Removing the AND clause does return results with the following index trace:
[select count(*) as total_count from pbmmcorpus where ( Title\Keywords\Description\Content\MediaFileText likep 'privacy' )]
200 pbmmsearch:336: openfdbi(/pirt-dl/pbmm/db/xcorpus1, R, F) = 0x85FDB28
200 pbmmsearch:336: mmap(/pirt-dl/pbmm/db/xcorpus1.tok, 0x0, 0x1AD9B0, R) = 0x402E7000
200 pbmmsearch:336: mmap()ing entire Metamorph index token file /pirt-dl/pbmm/db/xcorpus1.tok in the function openfdbi
200 pbmmsearch:336: Can't mmap() Metamorph index data file /pirt-dl/pbmm/db/xcorpus1.dat: (indexmmap & 2) off; using file I/O in the function openfdbi
200 pbmmsearch:336: 1/2 privacist
200 pbmmsearch:336: 1/1 privacist's
200 pbmmsearch:336: 1/1 privacists
200 pbmmsearch:336: 213884/220650 privacy
200 pbmmsearch:336: allmatch: 1 and: 0 set: 1 not: 0 minsets: 1
<snip out kdbf_readchunk>
[total_count=100000]
<!-- end Texis -->
200 closefdbi(0x85FDB28)
200 munmap(/pirt-dl/pbmm/db/xcorpus1.tok, 0x402E7000, 0x1AD9B0)

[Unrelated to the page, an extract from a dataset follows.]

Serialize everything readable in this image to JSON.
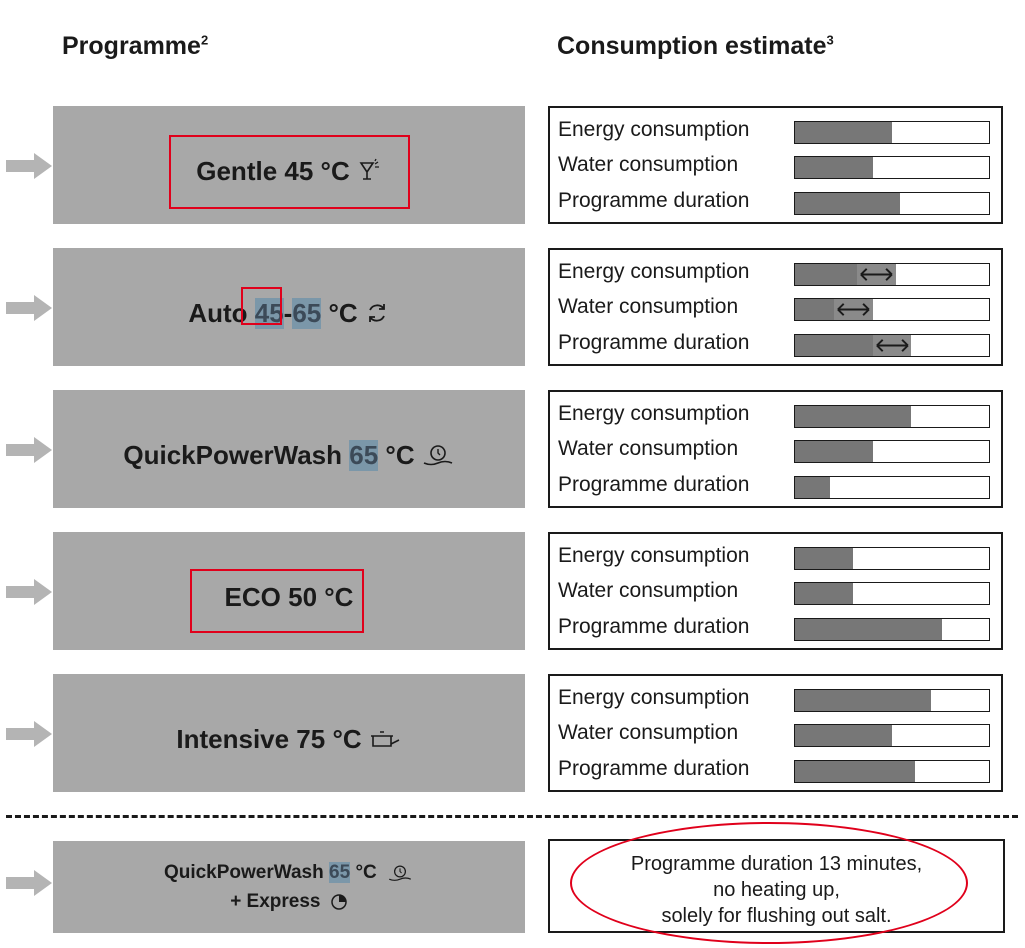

strange problem with search term "privacy"
Posted: Thu Oct 14, 2004 12:28 pm
by John
For questions you don't want to be public you can use the Tech Support link to send a private message to tech support.
If you run the queries with a "set verbose=2;" it will show a little more about how it is processing the query as it appears that the Metamorph index portion is correct.
strange problem with search term "privacy"
Posted: Thu Oct 14, 2004 1:26 pm
by zoeoberon
Here's the same command but with verbose=2 in the script:
<snip>
200 pbmmsearch:337: 1/2 privacist
200 pbmmsearch:337: 1/1 privacist's
200 pbmmsearch:337: 1/1 privacists
200 pbmmsearch:337: 213884/220650 privacy
200 pbmmsearch:337: allmatch: 1 and: 0 set: 1 not: 0 minsets: 1
200 pbmmsearch:337: kdbf_readchunk(0x11E387BF, 0x10000) = 0x10000
<snip kdbf_readchunk>
200 pbmmsearch:337: Looking for index on pbmmcorpus (Sitedirname)
200 pbmmsearch:337: Opening index /pirt-dl/pbmm/db/xcorpus2 in the function ixbtindex
200 pbmmsearch:337: Comparing records
<snip Comparing records>
200 pbmmsearch:337: Expect to read 4% of the index in the function ixbtindex
999 pbmmsearch:337: Handling a table project in the function dotree
999 pbmmsearch:337: Handling a table select in the function dotree
999 pbmmsearch:337: No more rows [0] from pbmmcorpus
999 pbmmsearch:337: Deleting temp row
999 pbmmsearch:337: Handling a table project in the function dotree
[total_count=0]
///////////////////////////
The Sitedirname index is just simply:
create index xcorpus2 on pbmmcorpus(Sitedirname);
which also seems fine.
strange problem with search term "privacy"
Posted: Mon Oct 18, 2004 11:49 am
by zoeoberon
Any further thoughts on this?
strange problem with search term "privacy"
Posted: Tue Oct 19, 2004 5:47 pm
by John
If you reorder the clause to put the Sitedirname part first does that help?
strange problem with search term "privacy"
Posted: Wed Oct 20, 2004 2:51 pm
by zoeoberon
I moved the terms to the last condition on the SQL and that did fix the problem. Why would putting it through that index first make a difference?